Однажды конюх Шин, отсутствовавший несколько дней, пришел глубокой ночью. Как бы он ни хотел увидеть племянника Чани, это было просто неприлично. Тем более что он ни разу не принес с собой и чашки риса. Стараясь никого не разбудить, он тихо стал искать сестру. Шин впервые за долгое время назвал так олькхе. Он попросил, чтобы она пошла с ним и помогла разжечь огонь и прогреть комнату в доме, где он собрался заночевать. Шин сказал, что приехал из Инчхона, но, когда доехал, уже рассвело, а сегодня ночью его вновь ждет работа, поэтому ему надо хорошо выспаться, а в комнате очень холодно. Опередив олькхе, я сказала, что сама пойду с ним. Мне не хотелось, чтобы под утро олькхе пошла разжигать для него огонь.
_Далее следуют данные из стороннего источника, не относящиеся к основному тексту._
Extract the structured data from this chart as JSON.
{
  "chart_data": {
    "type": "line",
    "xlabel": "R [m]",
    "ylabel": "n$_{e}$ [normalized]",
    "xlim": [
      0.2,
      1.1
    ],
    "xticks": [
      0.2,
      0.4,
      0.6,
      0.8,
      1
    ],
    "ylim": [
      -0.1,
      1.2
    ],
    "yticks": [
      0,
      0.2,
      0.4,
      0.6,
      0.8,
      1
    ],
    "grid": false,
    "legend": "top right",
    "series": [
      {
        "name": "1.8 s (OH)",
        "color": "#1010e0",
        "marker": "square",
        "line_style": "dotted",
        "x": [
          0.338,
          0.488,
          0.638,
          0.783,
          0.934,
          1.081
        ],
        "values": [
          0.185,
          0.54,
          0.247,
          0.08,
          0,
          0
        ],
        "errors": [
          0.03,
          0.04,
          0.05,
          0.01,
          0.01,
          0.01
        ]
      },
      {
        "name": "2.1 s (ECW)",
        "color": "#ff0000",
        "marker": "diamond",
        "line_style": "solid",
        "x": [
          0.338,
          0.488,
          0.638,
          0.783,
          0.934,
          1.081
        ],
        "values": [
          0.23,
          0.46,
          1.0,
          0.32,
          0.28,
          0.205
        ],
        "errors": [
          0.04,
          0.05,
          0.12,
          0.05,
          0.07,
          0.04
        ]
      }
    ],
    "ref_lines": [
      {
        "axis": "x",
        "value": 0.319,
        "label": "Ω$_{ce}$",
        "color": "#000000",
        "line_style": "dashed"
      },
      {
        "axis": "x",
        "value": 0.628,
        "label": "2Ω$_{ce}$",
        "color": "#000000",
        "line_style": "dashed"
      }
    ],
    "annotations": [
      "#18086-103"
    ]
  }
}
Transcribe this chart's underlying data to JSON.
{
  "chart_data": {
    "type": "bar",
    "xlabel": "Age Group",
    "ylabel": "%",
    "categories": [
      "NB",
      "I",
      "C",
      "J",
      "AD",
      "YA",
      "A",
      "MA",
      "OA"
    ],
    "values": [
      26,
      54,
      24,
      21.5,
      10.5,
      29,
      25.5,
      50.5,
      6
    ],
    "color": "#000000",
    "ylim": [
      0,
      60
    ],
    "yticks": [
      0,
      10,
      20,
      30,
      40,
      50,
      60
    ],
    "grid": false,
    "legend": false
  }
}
Когда племянники начали плакать, проснувшись оттого, что мы с олькхе спорили, кому из нас идти с Шином, мать рассудила, что будет лучше, если пойду я.

Спускаясь вслед за конюхом, до конца осознав, что он мужчина, я почувствовала страх. Я подумала, что, даже если он попытается овладеть мной, никто мне не поможет. На горе, кроме нас, никто не жил. Я была в одиночестве и беспомощна. Мне было обидно и грустно оттого, что семья не сможет защитить меня, если Шин вздумает меня обидеть. Мы шли по дороге, известной мне с детства, но ноги шли не так, как прежде. В моей голове все время крутилась мысль: «Кажется, наступила весна». Меня охватила грусть. Шин вошел в дом, который находился посередине пути от нашего дома до дома Чжонхи. Я думала, что он войдет в первый попавшийся дом, но, глядя на сложенные перед печью дрова, поняла, что он заранее выбрал место ночлега.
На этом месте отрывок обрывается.